Market-creating innovations need capital to grow—sometimes a lotof capital. But they also create a lot of jobs, even though job generation is not an intended effect but a happy consequence. Efficiency innovations are at work 24/7 in every industry; that very same efficiency, if targeted toward making a product or a service more affordable and accessible, can create net new jobs, not eliminate them.
The mix of these types of innovation—performance-improving, efficiency, and market-creating—has a major impact on the job growth of nations, industries, and companies. The dials on the three types of innovation are sensitive, but if the capital that efficiency innovations liberate is invested in market-creating innovations at scale, the economy works quite well. However, that’s a big “if,” as we shall see.
The Orthodoxy of New Finance
So, to come back to our central question (phrased in a new way): Why do companies invest primarily in efficiency innovations, which eliminate jobs, rather than market-creating innovations, which generate them? A big part of the answer lies in an unexamined economic assumption. The assumption—which has risen almost to the level of a religion—is that corporate performance should be focused on, and measured by, how efficiently capital is used. This belief has an extraordinary impact on how both investors and managers assess opportunities. And it’s at the root of what we call the capitalist’s dilemma.

Let’s back up to see where this assumption came from. A fundamental tenet of economics is that some of the inputs required to make a product or service are abundant and cheap—like sand. We don’t need to account for such inputs and can waste them, if need be. Others are scarce and costly and must be husbanded carefully. Historically, capital was scarce and costly. So investors and managers alike were taught to maximize the revenue and profit per dollar of capital deployed.
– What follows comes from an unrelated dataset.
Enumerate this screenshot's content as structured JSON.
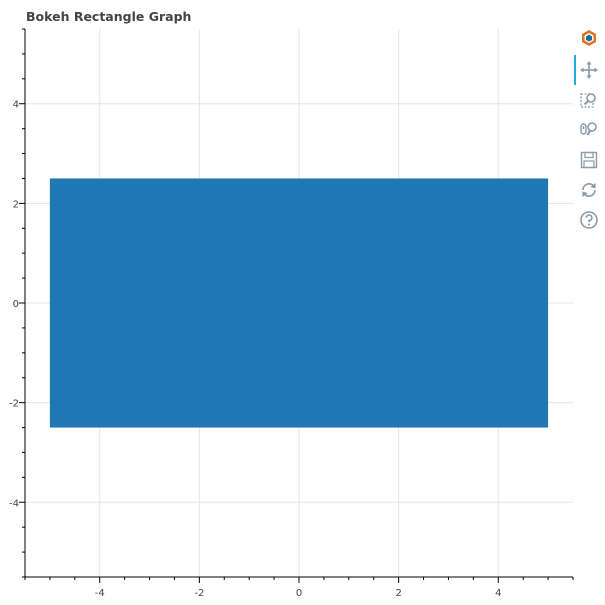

While it’s still true that scarce resources need to be managed closely, it’s no longer true that capital is scarce. A recent Bain & Company analysis captures this point nicely, concluding that we have entered a new environment of “capital superabundance.” Bain estimates that total financial assets are today almost 10 times the value of the global output of all goods and services, and that the development of financial sectors in emerging economies will cause global capital to grow another 50% by 2020. We are awash in capital.
Because they were taught to believe that the efficiency of capital was a virtue, financiers began measuring profitability not as dollars, yen, or yuan, but as ratios like RONA (return on net assets), ROIC (return on invested capital), and IRR (internal rate of return). These ratios are simply fractions, comprising a numerator and a denominator, but they gave investors and managers twice the number of levers to pull to improve their measured performance. To drive RONA or ROIC up, they could generate more profit to add to the numerator, of course. But if that seemed daunting, they could focus on reducing the denominator—outsourcing more, wiping more assets off the balance sheet. Either way, the ratio would improve. Similarly, they could increase IRR either by generating more profit to grow the numerator or by reducing the denominator—which is essentially the time required to get the return. If they invested only in projects that paid off quickly, then IRR would go up.

All of this makes market-creating innovations appear less attractive as investments. Typically, they bear fruit only after five to 10 years; in contrast, efficiency innovations typically pay off within a year or two. What’s worse, growing market-creating innovations to scale uses capital, which must often be put onto the balance sheet. Efficiency innovations take capital off the balance sheet, however. To top it off, efficiency innovations almost always seem to entail less risk than market-creating ones, because a market for them already exists. Any way you look at it, if you measure investments using these ratios, efficiency innovations always appear to be a better deal.